Weakness Seen Rife in Subprime Auto Sector

A new index finds that credit-quality weakness permeates the subprime auto lending sector and is not confined to the recent handful of high profile blow-ups.

"There has been a marked decay of credit performance" in pools of securitized loans over the past three years, according to the index, which Moody's Investors Service plans to unveil today.

Moody's analysts found that average credit quality, based on cumulative losses, is now 150% worse than in January 1995, which is as far back as the index tracks.

Most of the deterioration stems from the market's shift toward lower quality loans in newer transactions-not from declining performance of existing loans-according to the Moody's report.

Lenders have been reaching out "to progressively riskier obligors," said Moody's senior analyst Jay Eisbruck.

Most problems are in loans issued by independent finance companies, as opposed to originations by banks and finance companies owned by automakers, the Moody's report stated.

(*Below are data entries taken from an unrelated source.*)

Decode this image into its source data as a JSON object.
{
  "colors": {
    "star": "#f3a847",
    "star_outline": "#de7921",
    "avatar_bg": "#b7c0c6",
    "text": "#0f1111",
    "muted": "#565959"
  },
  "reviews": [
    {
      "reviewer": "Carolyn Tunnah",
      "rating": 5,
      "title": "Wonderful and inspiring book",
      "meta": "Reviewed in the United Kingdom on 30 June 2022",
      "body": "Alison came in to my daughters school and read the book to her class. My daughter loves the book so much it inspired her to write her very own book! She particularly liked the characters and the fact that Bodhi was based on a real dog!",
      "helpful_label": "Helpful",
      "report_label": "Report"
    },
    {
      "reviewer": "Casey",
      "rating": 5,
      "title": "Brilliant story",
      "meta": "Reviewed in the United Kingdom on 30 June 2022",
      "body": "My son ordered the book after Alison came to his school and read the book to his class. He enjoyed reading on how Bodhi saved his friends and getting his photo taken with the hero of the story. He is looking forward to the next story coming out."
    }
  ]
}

Lenders and Wall Street are expected to welcome the new tracking system, which comes after this spring's spate of downgradings of securities backed by auto loans.

There is a need for more finite measures of the industry's health, through more detailed assessments of lenders and the type of borrowers they target, said Lisa G. Anderson, director of asset-backed research and strategy at Deutsche Morgan Grenfell.

"A lot of issuers are more in the middle, between prime and subprime, but they are erroneously being characterized as subprime," she said.